« Moi je crois à la République exemplaire. La République exemplaire n’est pas la République qui fait zéro faute, ça n’existe pas de faire zéro faute, on en fait tous. » Emmanuel Macron avait concédé cela le 25 juillet 2018, rattrapé par la patrouille de l’affaire Benalla. Heureusement qu’il ne visait pas le zéro faute ! Parce qu’où en est-on aujourd’hui ? La liste des hauts personnages de la Macronie mis en cause pour des faits graves est longue comme le bras. Douze, déjà, avant les deux petits nouveaux de la bande, Olivier Dussopt et Gérald Darmanin, ministres respectivement coupables – ils reconnaissent les faits – de « corruption » et « prise illégale d’intérêts » pour le premier, et de « trafic d’influence » et « abus de faiblesse » pour l’autre – la qualification de « viol » n’ayant que très peu de chance d’être reconnue (lire notre article-fleuve, « Viol » ou pas, Darmanin est coupable : l’ignominie en marche.

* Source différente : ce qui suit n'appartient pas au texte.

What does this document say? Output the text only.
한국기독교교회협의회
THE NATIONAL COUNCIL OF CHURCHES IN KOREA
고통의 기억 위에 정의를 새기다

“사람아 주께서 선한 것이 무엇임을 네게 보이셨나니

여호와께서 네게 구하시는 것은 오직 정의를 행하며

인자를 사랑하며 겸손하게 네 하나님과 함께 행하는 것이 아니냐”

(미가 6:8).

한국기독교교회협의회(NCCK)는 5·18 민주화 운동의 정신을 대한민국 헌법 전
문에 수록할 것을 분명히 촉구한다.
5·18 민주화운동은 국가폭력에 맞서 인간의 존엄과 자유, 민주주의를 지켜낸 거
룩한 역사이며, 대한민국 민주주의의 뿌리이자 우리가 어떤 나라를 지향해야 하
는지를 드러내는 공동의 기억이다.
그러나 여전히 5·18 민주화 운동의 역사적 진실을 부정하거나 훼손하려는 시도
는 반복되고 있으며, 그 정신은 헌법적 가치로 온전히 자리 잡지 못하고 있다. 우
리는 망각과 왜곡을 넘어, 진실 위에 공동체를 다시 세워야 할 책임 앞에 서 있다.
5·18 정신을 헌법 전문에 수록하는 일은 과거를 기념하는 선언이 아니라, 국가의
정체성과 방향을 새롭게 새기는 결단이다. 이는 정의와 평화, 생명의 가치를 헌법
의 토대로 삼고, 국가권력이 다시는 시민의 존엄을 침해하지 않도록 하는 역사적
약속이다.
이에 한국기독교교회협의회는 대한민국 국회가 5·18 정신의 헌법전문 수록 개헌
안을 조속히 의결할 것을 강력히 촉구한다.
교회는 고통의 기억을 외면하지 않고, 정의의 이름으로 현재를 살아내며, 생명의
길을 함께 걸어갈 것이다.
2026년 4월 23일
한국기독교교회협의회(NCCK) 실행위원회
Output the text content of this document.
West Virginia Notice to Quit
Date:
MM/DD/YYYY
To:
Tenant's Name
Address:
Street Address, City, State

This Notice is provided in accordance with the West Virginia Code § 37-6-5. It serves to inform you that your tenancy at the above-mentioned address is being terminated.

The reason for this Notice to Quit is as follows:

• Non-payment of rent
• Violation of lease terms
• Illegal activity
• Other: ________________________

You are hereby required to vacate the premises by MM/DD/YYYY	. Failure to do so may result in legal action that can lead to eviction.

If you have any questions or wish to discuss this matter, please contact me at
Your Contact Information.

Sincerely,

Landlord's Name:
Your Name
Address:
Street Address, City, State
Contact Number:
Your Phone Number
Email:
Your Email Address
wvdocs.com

De la « moralisation » à la « confiance »

Avant d’en venir à l’impressionnante liste des mis en cause depuis le début du mandat jupitérien, prenons de la hauteur en nous interrogeant sur le concept d’exemplarité en politique. Beligh Nabli, maître de conférences Habilité à diriger des recherches (HDR) en droit public à l’Université Paris-Est Créteil et auteur de l’ouvrage La République du soupçon. La vie politique au risque de la transparence (Cerf, 2018), nous éclaire : « L’un des faits nouveaux dans le processus de nomination sous la Ve République, c’est le lien direct avec la question de l’exemplarité, analyse le juriste. Depuis la mi-mandat de François Hollande, il existe un contrôle prudentiel et préalable sur des candidats potentiels à la nomination. C’est totalement nouveau et c’est lié précisément à la montée en puissance des questions liées à l’exemplarité. Le plus intéressant, c’est que ce qui est apparu en pratique a été formalisé et a été consacré par la loi, notamment la première loi adoptée sous le quinquennat Macron, qu’il voulait d’abord appeler les « Lois sur la moralisation de la vie politique », et qu’il a finalement nommée « Lois pour la confiance dans la vie politique ». Ces lois prévoient que le président de la République peut demander, avant la nomination des membres du gouvernement, des contrôles préalables sur leur situation patrimoniale et sur d’éventuels conflits d’intérêts. Ce qui est intéressant, c’est que Macron a fait sauter le mot « moralisation » pour le remplacer par le mot « confiance », précisément ! Et si c’est une question de confiance, ça ne peut pas être une question de respect des règles. Sinon, on l’aurait appelée la « Loi sur le respect de l’Etat de droit par les responsables politiques ». En fait, l’exécutif actuel n’a pas du tout intégré dans sa plénitude les implications de l’exemplarité en politique. (…) Ce qui est sûr, en tout cas, c’est que le président Macron ne pourra plus mobiliser la thématique de l’exemplarité lors de la prochaine présidentielle. C’est le prix à payer, car la barque commence à être un peu chargée. » Chiche ?

Comment la Macronie flatte le « tous pourris »
En fait de « barque un peu chargée », un article du Monde de juillet 2019 énumère les ennuis judiciaires de douze personnalités macronistes : un président de l’Assemblée nationale, quatrième personnage de l’État (Richard Ferran), sept ministres (François Bayrou, Sylvie Goulard, Marielle de Sarnez, François de Rugy, Françoise Nyssen, Laura Flessel, Muriel Pénicaud), un Haut-commissaire (Jean-Paul Delevoye), un secrétaire général de l’Élysée (Alexis Kohler), un conseiller spécial de Macron (Ismaël Émelien) et un chargé de sécurité à l’Élysée (Alexandre Benalla). La palette offerte explore toutes les nuances de l’infamie politique : conflits d’intérêts, prise illégale d’intérêts, abus de confiance, escroquerie, détournement de fonds publics, trafic d’influence, corruption passive, faux et usage de faux, infraction aux règles d’urbanisme, fraude fiscale, délit de favoritisme et violence par personne chargée d’une mission de service public. Ajoutons désormais Gérald Darmanin et Olivier Dussopt, ce qui nous donne neuf ministres. Chiraquie, Sarkozie, Hollandie, Macronie : le trait d’union est tracé et le « nouveau monde » promis par l’imposteur de l’Élysée cumule toutes les tares de l’ancien.